Healthy leaves, because of photosynthesis, refract more infrared (IR) light than dry leaves.

Olive trees are evergreen which means that leaves will not dry naturally. However, dry leaves can be a consequence of other factors than the disease caused by X. fastidiosa. Thus our solution serves primarily as a warning device, it's appropriate to the detection of hydric stress in crops. If any is detected, then DNA samples should be taken to verify the presence of the bacteria.

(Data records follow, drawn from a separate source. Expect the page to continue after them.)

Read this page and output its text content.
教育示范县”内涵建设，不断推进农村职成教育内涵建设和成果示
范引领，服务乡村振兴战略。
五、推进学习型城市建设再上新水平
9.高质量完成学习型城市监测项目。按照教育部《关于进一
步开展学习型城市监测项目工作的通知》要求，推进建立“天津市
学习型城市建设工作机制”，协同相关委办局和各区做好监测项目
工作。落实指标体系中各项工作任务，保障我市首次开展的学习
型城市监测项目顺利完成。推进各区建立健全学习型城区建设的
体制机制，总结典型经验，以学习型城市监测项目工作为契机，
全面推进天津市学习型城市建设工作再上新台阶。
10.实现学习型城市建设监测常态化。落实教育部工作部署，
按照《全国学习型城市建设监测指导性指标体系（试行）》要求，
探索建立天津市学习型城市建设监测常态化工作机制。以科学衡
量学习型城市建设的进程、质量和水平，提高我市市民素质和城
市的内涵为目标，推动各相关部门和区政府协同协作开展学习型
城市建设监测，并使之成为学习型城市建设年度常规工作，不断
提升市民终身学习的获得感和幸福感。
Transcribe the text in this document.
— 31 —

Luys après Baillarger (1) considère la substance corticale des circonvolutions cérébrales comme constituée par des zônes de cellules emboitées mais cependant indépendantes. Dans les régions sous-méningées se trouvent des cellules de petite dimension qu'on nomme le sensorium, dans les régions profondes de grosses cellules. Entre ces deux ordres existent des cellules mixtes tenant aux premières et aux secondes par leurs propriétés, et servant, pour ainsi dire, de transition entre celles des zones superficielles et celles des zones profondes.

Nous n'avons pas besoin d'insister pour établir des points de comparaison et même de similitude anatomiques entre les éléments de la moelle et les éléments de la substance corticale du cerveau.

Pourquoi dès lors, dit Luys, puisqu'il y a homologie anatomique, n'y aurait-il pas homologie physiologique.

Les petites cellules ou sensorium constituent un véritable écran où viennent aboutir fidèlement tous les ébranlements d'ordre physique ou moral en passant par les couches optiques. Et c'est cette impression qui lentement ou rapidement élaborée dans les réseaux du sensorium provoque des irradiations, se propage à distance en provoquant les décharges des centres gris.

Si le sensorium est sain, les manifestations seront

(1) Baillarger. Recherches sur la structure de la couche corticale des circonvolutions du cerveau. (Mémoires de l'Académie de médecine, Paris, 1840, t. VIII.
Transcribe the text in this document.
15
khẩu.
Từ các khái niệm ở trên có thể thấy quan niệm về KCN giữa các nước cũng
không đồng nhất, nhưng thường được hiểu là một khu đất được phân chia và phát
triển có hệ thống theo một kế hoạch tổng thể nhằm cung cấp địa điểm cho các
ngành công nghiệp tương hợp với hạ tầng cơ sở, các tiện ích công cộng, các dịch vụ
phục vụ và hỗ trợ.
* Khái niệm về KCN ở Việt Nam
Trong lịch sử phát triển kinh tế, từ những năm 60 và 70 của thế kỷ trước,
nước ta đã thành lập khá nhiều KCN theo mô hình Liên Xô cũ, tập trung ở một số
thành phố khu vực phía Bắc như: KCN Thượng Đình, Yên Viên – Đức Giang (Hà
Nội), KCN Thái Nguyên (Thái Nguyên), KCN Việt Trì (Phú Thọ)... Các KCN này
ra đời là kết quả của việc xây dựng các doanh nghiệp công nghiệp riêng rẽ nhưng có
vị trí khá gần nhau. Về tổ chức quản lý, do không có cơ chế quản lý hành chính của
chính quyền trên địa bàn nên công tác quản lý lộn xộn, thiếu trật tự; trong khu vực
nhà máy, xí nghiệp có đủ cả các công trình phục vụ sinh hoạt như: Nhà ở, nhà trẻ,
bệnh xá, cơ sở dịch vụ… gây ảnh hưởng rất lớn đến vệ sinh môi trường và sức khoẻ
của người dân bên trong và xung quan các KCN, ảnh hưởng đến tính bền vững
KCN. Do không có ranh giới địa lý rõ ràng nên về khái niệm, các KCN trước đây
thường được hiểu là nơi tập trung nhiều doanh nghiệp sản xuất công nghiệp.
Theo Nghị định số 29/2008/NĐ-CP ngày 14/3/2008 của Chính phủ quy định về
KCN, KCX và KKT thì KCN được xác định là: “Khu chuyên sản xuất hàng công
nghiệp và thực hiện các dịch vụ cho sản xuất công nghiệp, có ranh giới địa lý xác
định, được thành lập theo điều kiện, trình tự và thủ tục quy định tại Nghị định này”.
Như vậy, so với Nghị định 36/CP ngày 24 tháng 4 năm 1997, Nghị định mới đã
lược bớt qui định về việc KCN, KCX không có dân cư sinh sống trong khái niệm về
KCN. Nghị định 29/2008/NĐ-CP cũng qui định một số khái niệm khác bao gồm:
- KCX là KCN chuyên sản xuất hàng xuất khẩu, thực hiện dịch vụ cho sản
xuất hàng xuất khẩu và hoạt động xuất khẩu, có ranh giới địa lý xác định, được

K-State Research and Extension Soybean NVDI photo

As healthy leaves reflect more infrared light than dry leaves we can calculate the Normalized Difference Vegetation Index (NDVI), which allows determining the relative level of photosynthesis of a plant. NDVI is calculated by : $$\text{NDVI} = \frac{\text{NIR}-\text{RED}}{\text{NIR}+\text{RED}}$$

The calculated index is between -1 and 1 and is associated with a color scale (1, red and -1, blue) that allows you to observe easily and quickly if the tree is healthy or not.

Detection

First, we built the camera. For this, we used a Raspberry Pi 2 which supports the necessary acquisition and treatment software and a Black Pi camera. The infrared blocking filter was removed from the camera and replaced with a Blue filter (ROSCO#2007). This modification allows us to detect the NIR and RED light necessary to construct the NDVI image.

Software

T--Aix-Marseille--NDVI-process.png

We used Python and OpenCV to calculate our NDVI images. NDVI index computation is done pixel by pixel on the image to create a new grayscale image, which is then shown with a linear colormap (jet) for a better visual contrast.